Retour sur les compétences de l’UE
7 avril 2024 Olivier Debeney

Les compétences de l’Union européenne

L’immigration est devenue une compétence partagée entre l’Union européenne et ses États membres. La signature du Pacte européen en décembre 2023 l’illustre et rappelle l’importance prise par les institutions de l’UE (Commission européenne, Conseil européen, Conseil de l’Union européenne) dans de nombreux domaines dont l’immigration.


Généralités

Le droit européen s’immisce dans une multitude de domaines de la vie quotidienne des citoyens, des entreprises, des administrations et des associations au sein des États membres. Cette imbrication profonde affecte de manière significative le fonctionnement du système juridique et administratif de chaque pays. Les États membres doivent transposer les directives européennes en droit national, c’est-à-dire les adapter à leur propre système juridique. Pour que l’Union européenne puisse agir, elle doit cependant y être autorisée. Tout pouvoir qui lui est conféré est défini par des traités.
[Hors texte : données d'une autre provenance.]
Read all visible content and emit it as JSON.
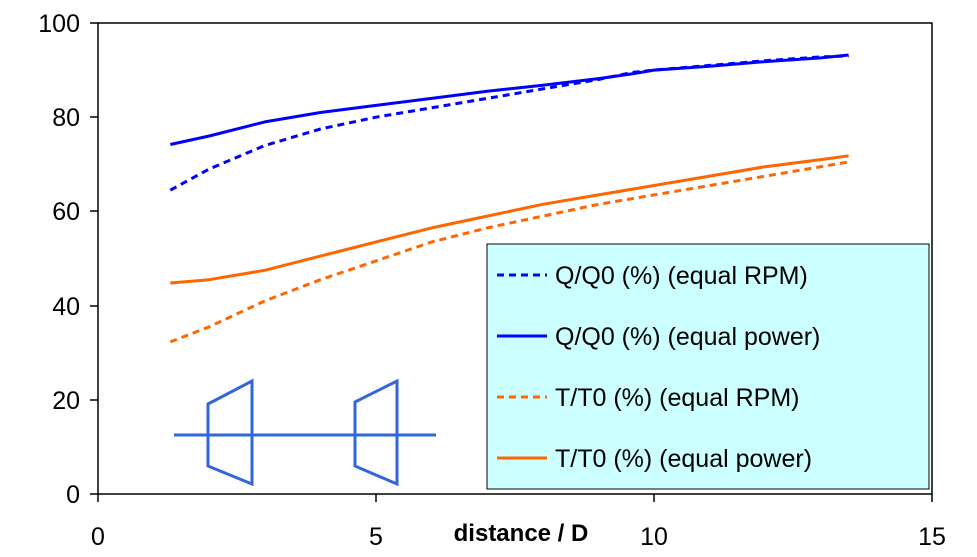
{
  "chart_data": {
    "type": "line",
    "xlabel": "distance / D",
    "ylabel": "",
    "xlim": [
      0,
      15
    ],
    "ylim": [
      0,
      100
    ],
    "x_ticks": [
      "0",
      "5",
      "10",
      "15"
    ],
    "y_ticks": [
      "0",
      "20",
      "40",
      "60",
      "80",
      "100"
    ],
    "grid": false,
    "legend_position": "bottom-right",
    "legend_background": "#CCFFFF",
    "series": [
      {
        "name": "Q/Q0 (%) (equal RPM)",
        "color": "#0000FF",
        "style": "dashed",
        "x": [
          1.3,
          2,
          3,
          4,
          5,
          6,
          7,
          8,
          9,
          9.6,
          10,
          11,
          12,
          13,
          13.5
        ],
        "values": [
          64.5,
          69,
          74,
          77.5,
          80,
          82,
          84,
          86,
          88,
          89.5,
          90,
          91,
          92,
          92.8,
          93
        ]
      },
      {
        "name": "Q/Q0 (%) (equal power)",
        "color": "#0000FF",
        "style": "solid",
        "x": [
          1.3,
          2,
          3,
          4,
          5,
          6,
          7,
          8,
          9,
          9.6,
          10,
          11,
          12,
          13,
          13.5
        ],
        "values": [
          74.2,
          76,
          79,
          81,
          82.5,
          84,
          85.5,
          86.8,
          88.2,
          89.2,
          90,
          90.8,
          91.8,
          92.6,
          93.2
        ]
      },
      {
        "name": "T/T0 (%) (equal RPM)",
        "color": "#FF6600",
        "style": "dashed",
        "x": [
          1.3,
          2,
          3,
          4,
          5,
          6,
          7,
          8,
          9,
          10,
          11,
          12,
          13,
          13.5
        ],
        "values": [
          32.3,
          35.5,
          41,
          45.5,
          49.5,
          53.5,
          56.5,
          59,
          61.5,
          63.5,
          65.5,
          67.5,
          69.5,
          70.5
        ]
      },
      {
        "name": "T/T0 (%) (equal power)",
        "color": "#FF6600",
        "style": "solid",
        "x": [
          1.3,
          2,
          3,
          4,
          5,
          6,
          7,
          8,
          9,
          10,
          11,
          12,
          13,
          13.5
        ],
        "values": [
          44.8,
          45.5,
          47.5,
          50.5,
          53.5,
          56.5,
          59,
          61.5,
          63.5,
          65.5,
          67.5,
          69.5,
          71,
          71.8
        ]
      }
    ]
  },
  "inset_diagram": {
    "description_icon": "duct-propeller-icon",
    "color": "#3366DD"
  }
}
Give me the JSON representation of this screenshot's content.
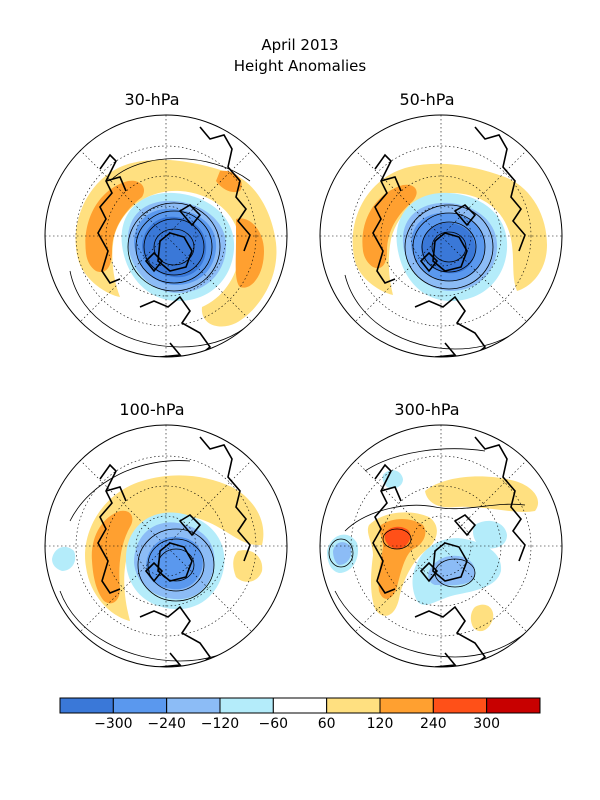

Les trois textes majeures en la matière sont :

  • Le traité sur le fonctionnement de l’Union européenne, signé à Rome (1957) [1]
  • Le traité sur l’Union européenne, signé à Maastricht (1992) [2]
  • Le traité de Lisbonne (2007) [3]

Le traité de Maastricht élargit les compétences de l’Union européenne (éducation, formation professionnelle, culture, santé publique, protection des  consommateurs,  réseaux  transeuropéens  et politique industrielle), met en place une politique étrangère et de sécurité commune (PESC) et lance les grands travaux d’une politique intérieures et de justice où les décisions se prennent à l’unanimité entre les différents pays de l’UE. Les domaines concernés sont les suivants :

  • Les frontières extérieures de la Communauté ;
  • Lutte contre le terrorisme, la criminalité, le trafic de drogue et la fraude internationale ;
  • Coopération en matière de justice pénale et civile ;
  • Création d’un Office européen de police (Europol) doté d’un système d’échange d’informations entre les polices nationales ;
  • Lutte contre l’immigration irrégulière ;
  • Politique commune d’asile.

Un transfert des compétences

L’Union européenne ne peut agir que dans les domaines où ses États membres lui ont donné le pouvoir de le faire, selon les traités européens. Ces traités définissent qui peut légiférer et dans quel domaine : l’UE, les États membres, ou les deux.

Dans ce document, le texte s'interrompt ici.